Çocuklar zamanlarının büyük bir bölümünü oyunlarla geçirmektedirler. Çocukların gelişimlerini destekleyen oyunlara fırsat verildiğinde onlarla iyi bir iletişim kurulabilir. Çocuklar doğumlarıyla birlikte getirdikleri bir zekaya sahiptirler. Bu zeka potansiyellerini belli bir noktaya getirebilmek için (özellikle okul öncesi ve 6-8 yaş çocukları) çok meraklı, çevresine ilgilidirler, gördüğü, duyduğu her şey onun için keşfedilmemiş, gizli ve ilginçtir. Büyük bir çaba ile araştırır, eline geçirdiği herhangi bir şeyi kırar, bozar, kurcalar,gördüğü her olayın nedenini, niçinini öğrenmeye çalışır. Sürekli sorular sorar, zaman zaman anne-babalar bıkabilir. Cevaplamaktan çekindiğimiz birçok sorularla karşılaşıyoruz. Çocuklar her zaman kendilerinin anlayabileceği bir dille cevaplar beklemektedirler. Çocuğunuza onun dilini tercüme ederek yaklaşmayı denediniz mi? Çocuğun dili oyundur. Evcilik oynayan bir çocuk düşünelim. Çocuğu o farkında olmadan gözlersek; çocuk ya günlük yaşamını oyuna aksettirecek ya da bazı olayları olmasını istediği şekilde oyununa yansıtacaktır. ( http://www.arsiv.biltek.tubitak.gov.tr, Bilim ve Teknik dergisinin arşivinden; Psikolog Sibel Çağlayan'ın Çocuk Eğitiminde Oyun başlıklı yazısından alınmıştır.)

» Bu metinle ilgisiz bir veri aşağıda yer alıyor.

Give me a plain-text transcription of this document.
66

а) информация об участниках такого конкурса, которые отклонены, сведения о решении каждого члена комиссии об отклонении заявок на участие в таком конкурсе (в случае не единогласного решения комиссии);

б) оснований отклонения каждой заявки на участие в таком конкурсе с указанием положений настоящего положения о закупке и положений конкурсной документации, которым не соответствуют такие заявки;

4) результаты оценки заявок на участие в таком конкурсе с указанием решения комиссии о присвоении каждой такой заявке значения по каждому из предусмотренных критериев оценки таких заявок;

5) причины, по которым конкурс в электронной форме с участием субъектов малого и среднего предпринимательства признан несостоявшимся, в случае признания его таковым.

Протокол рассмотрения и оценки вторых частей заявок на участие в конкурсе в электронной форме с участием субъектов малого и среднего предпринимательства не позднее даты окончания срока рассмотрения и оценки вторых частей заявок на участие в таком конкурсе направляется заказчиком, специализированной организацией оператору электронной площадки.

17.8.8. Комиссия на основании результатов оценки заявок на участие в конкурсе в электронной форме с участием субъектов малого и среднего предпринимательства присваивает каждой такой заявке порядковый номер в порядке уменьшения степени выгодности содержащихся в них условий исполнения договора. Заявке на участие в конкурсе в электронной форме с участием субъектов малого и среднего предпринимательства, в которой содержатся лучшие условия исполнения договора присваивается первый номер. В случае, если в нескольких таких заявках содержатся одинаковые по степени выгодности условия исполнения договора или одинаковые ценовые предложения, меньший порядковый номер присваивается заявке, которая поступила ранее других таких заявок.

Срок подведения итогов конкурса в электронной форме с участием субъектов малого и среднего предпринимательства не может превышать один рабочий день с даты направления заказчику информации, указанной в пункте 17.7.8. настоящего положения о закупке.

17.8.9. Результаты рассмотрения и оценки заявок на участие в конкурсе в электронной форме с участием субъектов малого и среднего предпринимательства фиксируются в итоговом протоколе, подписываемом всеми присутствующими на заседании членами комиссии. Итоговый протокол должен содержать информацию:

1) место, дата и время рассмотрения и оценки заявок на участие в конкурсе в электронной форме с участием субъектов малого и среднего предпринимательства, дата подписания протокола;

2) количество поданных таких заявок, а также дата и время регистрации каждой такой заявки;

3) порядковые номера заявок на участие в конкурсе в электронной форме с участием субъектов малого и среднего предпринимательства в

Çocuklar, duygu ve düşüncelerinin oyunlarda daha rahat ifade ettiklerinden onlar için oyunlar birer eğitim aracı olarak kullanılabilir. Çocuk oyun aracılığıyla kendi dünyası ile çevre arasında bir ilişki kurar. Çevresindeki olayları algılamaya çalışır ve oyunlarına da bunları yansıtır. Çocuklar oyun ortamında farkında olmadan öğrenir, diğer çocuklarla iletişim kurar,işbirliği kavramını geliştirir. Yaratıcılıklarını kullanabilirler ve hayal güçleri zamanla gelişen bir yapıya sahip olur. Çocuklar oyun yolu ile düşünmekte ve deneyim kazanmaktadırlar. Yeteneklerinin sınırların çevrelerindeki objelerin özelliklerini deneme-yanılma yoluyla iyi kavramaktadırlar. (Hazar, 1996) Oyunlar çocukların fiziksel gelişimlerine, sosyalleşmelerine, hareket yoluyla yaşantılar edinmesine, hareket ihtiyaçlarını karşılamalarına yardımcı olur. Çocuklar birikmiş enerjilerin belli bir şekilde boşaltmak zorundadırlar. Aksi takdirde çocuk saldırgan bir kişiliğe sahip olabilir. Oyunlar sadece beden eğitimi dersinde değil diğer alanlarda da kullanılmalıdır.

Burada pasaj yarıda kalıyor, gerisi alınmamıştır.